Despite the tenacious winter in the crypto space, Bitcoin [BTC] has emerged as the winner in the payment sector by outpacing payment behemoth PayPal for the second consecutive time. Bitcoin recorded a transaction volume of over $1 trillion, whereas the traditional payment giant PayPal stood at $578.65 billion, nearly half of the former.
The annual transaction value, as charted by a leading statistics portal Statista, showed a tremendous increase in volume since 2013. The yearly transaction volume increased by 23% from 2017 to 2018.
Citing the source of the large Bitcoin volume, the latest Diar research stated:
“… the largest wallets are owned by cryptocurrency exchanges that are holding the coins on behalf of clients.
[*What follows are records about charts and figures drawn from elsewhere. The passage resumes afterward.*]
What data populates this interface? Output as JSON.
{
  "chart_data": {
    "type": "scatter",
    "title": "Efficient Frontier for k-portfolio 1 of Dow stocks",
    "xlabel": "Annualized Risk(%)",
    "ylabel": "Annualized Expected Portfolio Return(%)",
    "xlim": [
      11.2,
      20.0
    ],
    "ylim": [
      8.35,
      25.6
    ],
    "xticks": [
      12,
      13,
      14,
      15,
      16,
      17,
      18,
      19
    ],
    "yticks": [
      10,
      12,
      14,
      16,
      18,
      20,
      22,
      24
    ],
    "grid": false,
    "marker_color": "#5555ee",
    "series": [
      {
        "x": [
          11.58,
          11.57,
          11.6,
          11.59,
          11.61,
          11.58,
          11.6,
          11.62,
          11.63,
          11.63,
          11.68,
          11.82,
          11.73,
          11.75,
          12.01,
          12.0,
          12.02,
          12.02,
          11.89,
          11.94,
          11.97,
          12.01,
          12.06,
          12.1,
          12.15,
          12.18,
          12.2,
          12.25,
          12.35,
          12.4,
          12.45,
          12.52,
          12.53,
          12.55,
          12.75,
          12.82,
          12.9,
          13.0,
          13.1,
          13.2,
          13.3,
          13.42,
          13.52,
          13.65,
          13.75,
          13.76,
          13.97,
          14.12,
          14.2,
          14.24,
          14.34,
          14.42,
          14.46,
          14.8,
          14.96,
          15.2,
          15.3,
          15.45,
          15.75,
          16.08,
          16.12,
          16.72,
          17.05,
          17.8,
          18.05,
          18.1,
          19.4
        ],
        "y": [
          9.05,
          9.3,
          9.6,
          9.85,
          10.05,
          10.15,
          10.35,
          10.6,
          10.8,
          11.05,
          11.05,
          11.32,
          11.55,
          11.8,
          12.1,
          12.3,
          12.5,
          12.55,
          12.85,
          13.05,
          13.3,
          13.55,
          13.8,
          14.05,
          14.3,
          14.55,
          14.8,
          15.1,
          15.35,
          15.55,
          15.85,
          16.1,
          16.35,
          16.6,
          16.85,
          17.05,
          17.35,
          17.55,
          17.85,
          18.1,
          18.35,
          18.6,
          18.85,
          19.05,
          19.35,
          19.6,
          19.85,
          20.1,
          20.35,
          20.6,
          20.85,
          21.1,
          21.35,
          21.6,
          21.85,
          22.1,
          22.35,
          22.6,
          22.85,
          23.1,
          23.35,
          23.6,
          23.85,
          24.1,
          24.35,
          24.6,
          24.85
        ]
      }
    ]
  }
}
In fact, 3.8% of the total bitcoin supply are currently sitting in the top 5 wallets that are known to be managed by major exchanges – approx. $4.2 billion in value.”
Last year, the World Bank statistics had revealed the growth of remittance market from 2017 to 2018 by 10%, surpassing the previous growth level of around 8% in the year 2017. The bank has further estimated the remittance space to soar by 3.7% to a massive $715 billion in 2019.
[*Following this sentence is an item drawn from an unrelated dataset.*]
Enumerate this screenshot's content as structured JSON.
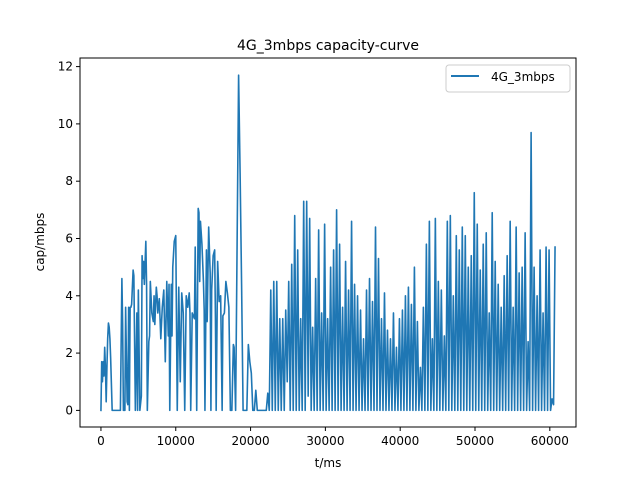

This implies a greater adoption of Bitcoin and other cryptocurrencies by extension to facilitate cross-border settlement at a cheaper [than the traditional financial institutions] and a much efficient pace.
The largest crypto asset Bitcoin [BTC] shed nearly 85% of its valuation after the 2017 bull run.
The two silver linings in the longest crypto winter will be the launch of the highly anticipated Bakkt and the Securities and Exchange Commission’s [SEC] green light for the Bitcoin exchange-traded fund ETF.
The payment volume chart published by Statista depicts a gradual increase in the online payment giant’s transaction volume for 2018. Considering the estimated remittance value growth for 2019, the trading volume is also expected to rise, owing to PayPal’s extensive user base.
Talking about the traditional payment industry, Mahmoud Mohieldin, Senior Vice-President of the 2030 Development Agenda, United Nations Relations, and Partnerships of the World Bank, stated:
“Even with technological advances, remittances fees remain too high, double the SDG target of 3 percent. Opening up markets to competition and promoting the use of low-cost technologies will ease the burden on poorer customers.”